PARIS - Much of Europe is again sweltering under soaring temperatures - and struggling with extreme dryness and forest fires. Summer heatwaves are becoming the new normal across the region. But as governments cope with the coronavirus pandemic, some experts fear this environmental red flag is not getting the attention it deserves.
Not so long ago, a rainy, cold August in Paris might surprise tourists, but not Parisians. That now seems like ancient history. Temperatures hit nearly 40 degrees Celsius last week - or more than 104 degrees Fahrenheit. And after a brief cooling lull at this start of this one, they're supposed to climb again.
It's a similar story across much of France-where about two-thirds of the country's 101 administrative departments face water restrictions after excessive dry weather. Rainfall is at its lowest level in more than 60 years.
Other European countries, including Spain, Italy and Britain are also seeing sizzling temperatures.
Some weather experts link the dry and hot weather directly to climate change. Others are more nuanced.
"We see climate change is definitely a motor... making these events more frequent and also much more violent and heavy," said Klaus Röhrig, climate and energy policy coordinator at Brussels-based NGO Climate Action Network Europe.
Röhrig has also been trying to stay cool in Belgium's capital - and he's worried about the implications of a future of higher temperatures. He says sounding the alarm in European capitals coping with the coronavirus pandemic has gotten harder. But extreme weather and health events are interlinked - both, for example, are putting pressure on health care systems.
Hot, dry European summers have been a pattern in recent years. 2019 saw another record-breaking heatwave and drought across parts of the region. Animal and plant life are under stress.
A new study by Potsdam University and the German Research Centre for Geosciences GFZ finds recent droughts in central Europe have seriously depleted groundwater resources that forests depend on, leaving a major deficit despite winter rains. The study looked at five countries: Germany, Poland, Switzerland, Austria and the Czech Republic.
Eva Boergens, one of the researchers of the study, says, "If we look at the last years, 2018 and 2019, and compare them to the last 20 years where we have data, they are by far the driest years in the whole time. And we have also data from 2020 until June, and it seems like the drought is ongoing and this year is as worse [bad] as last year."
Boergens, says forests can cope with one year of drought, but not successive ones. And, at least in her native Germany, she says there does not seem to be a sense of urgency.

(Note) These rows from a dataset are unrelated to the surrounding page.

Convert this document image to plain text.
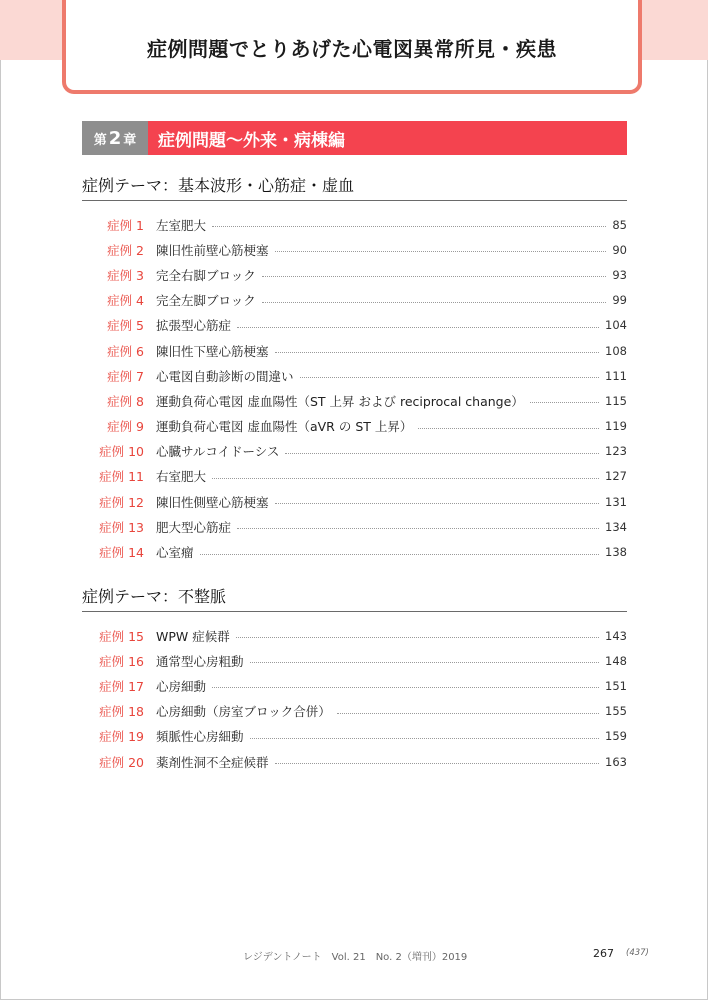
症例問題でとりあげた心電図異常所見・疾患
第 2 章	症例問題〜外来・病棟編
症例テーマ：基本波形・心筋症・虚血
症例 1 左室肥大	85
症例 2 陳旧性前壁心筋梗塞	90
症例 3 完全右脚ブロック	93
症例 4 完全左脚ブロック	99
症例 5 拡張型心筋症	104
症例 6 陳旧性下壁心筋梗塞	108
症例 7 心電図自動診断の間違い	111
症例 8 運動負荷心電図 虚血陽性（ST 上昇 および reciprocal change）	115
症例 9 運動負荷心電図 虚血陽性（aVR の ST 上昇）	119
症例 10 心臓サルコイドーシス	123
症例 11 右室肥大	127
症例 12 陳旧性側壁心筋梗塞	131
症例 13 肥大型心筋症	134
症例 14 心室瘤	138
症例テーマ：不整脈
症例 15 WPW 症候群	143
症例 16 通常型心房粗動	148
症例 17 心房細動	151
症例 18 心房細動（房室ブロック合併）	155
症例 19 頻脈性心房細動	159
症例 20 薬剤性洞不全症候群	163
レジデントノート　Vol. 21　No. 2（増刊）2019	267 (437)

"We don't see much actions against the drought. At least this year we had some rainfall already. So, people tend to say like 'oh yeah it's fine again,' but it's [water stored underground] still missing," she said.
Another study by the University of Basel also finds dry weather and heat are inflicting long-term damage on European forests, especially pine and beech trees. Last year, the European Union Environmental Agency said warming weather is already triggering a major decline in biodiversity.